Bisphenol A induces apoptosis, oxidative stress and inflammatory response in colon and liver of mice in a mitochondria-dependent manner.
Biomed Pharmacother. 2019 Sep ;117:109182. Epub 2019 Jul 1. PMID: 31387175
Bisphenol A (BPA), a widely used industrial compound worldwide, was recently classified as an environmental toxicant. The intestines and liver are responsible for detoxification in humans and animals, and functional damage to these organs adversely affects the health of the body. However, the effect of BPA on intestinal and liver function remains unclear. In this study, we investigated the effects of dietary BPA uptake on oxidative stress, inflammatory response, apoptosis and mitochondrial function in the colons and livers of mice. Dietary BPA uptake significantly reduced the body weights of mice as well as their colon and liver weights. Dietary BPA uptake increased the levels of oxidative stress indicators such as reactive oxygen species, reactive nitrogen species, malondialdehyde and hydrogen peroxide in mouse serum, colon and liver tissues.
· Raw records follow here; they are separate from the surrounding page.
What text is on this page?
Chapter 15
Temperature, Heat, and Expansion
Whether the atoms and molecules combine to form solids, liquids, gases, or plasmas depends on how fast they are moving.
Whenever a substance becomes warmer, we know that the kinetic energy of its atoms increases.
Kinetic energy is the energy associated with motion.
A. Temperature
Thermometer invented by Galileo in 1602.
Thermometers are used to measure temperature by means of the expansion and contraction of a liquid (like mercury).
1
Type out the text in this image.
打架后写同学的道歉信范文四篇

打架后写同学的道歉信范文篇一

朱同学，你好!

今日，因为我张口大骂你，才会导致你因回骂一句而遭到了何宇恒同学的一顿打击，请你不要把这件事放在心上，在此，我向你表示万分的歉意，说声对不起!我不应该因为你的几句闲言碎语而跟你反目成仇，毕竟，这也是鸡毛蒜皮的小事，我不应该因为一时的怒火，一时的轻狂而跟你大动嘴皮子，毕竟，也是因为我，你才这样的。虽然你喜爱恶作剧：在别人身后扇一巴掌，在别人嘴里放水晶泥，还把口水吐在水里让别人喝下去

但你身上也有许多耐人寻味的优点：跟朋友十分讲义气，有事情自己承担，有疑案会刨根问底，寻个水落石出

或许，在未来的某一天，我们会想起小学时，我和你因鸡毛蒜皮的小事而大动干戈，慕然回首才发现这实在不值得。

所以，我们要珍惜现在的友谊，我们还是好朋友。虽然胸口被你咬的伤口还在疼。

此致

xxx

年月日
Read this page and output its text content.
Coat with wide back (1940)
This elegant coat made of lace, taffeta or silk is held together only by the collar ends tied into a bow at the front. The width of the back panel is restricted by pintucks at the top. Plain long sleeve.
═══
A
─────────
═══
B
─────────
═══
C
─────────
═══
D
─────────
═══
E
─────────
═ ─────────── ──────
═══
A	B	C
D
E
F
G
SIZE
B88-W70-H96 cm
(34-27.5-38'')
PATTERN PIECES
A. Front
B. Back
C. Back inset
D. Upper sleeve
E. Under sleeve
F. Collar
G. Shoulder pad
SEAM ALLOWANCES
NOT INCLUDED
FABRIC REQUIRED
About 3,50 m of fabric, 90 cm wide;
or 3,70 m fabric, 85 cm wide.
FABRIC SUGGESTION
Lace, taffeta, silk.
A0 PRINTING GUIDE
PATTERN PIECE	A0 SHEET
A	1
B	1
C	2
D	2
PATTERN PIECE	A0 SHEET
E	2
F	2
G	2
Antioxidant indicators, such as superoxide dismutase, glutathione peroxidase, catalase and total antioxidant capacity, as well as proinflammatory cytokines (interleukin-1β, interleukin-6, interleukin-8 and tumor necrosis factor-α) were also significantly reduced in the serum, colon, and liver tissues in the BPA group. Moreover, mitochondria-encoded genes and mitochondrial copy numbers were significantly reduced in the colon and liver tissues of the BPA mice. Dietary BPA uptake also increased gene abundance and enzyme activity of caspase-3, -8, -9 and -10. Our study found that dietary BPA induced oxidative stress, inflammatory response, apoptosis and mitochondrial dysfunction in mouse colons and livers.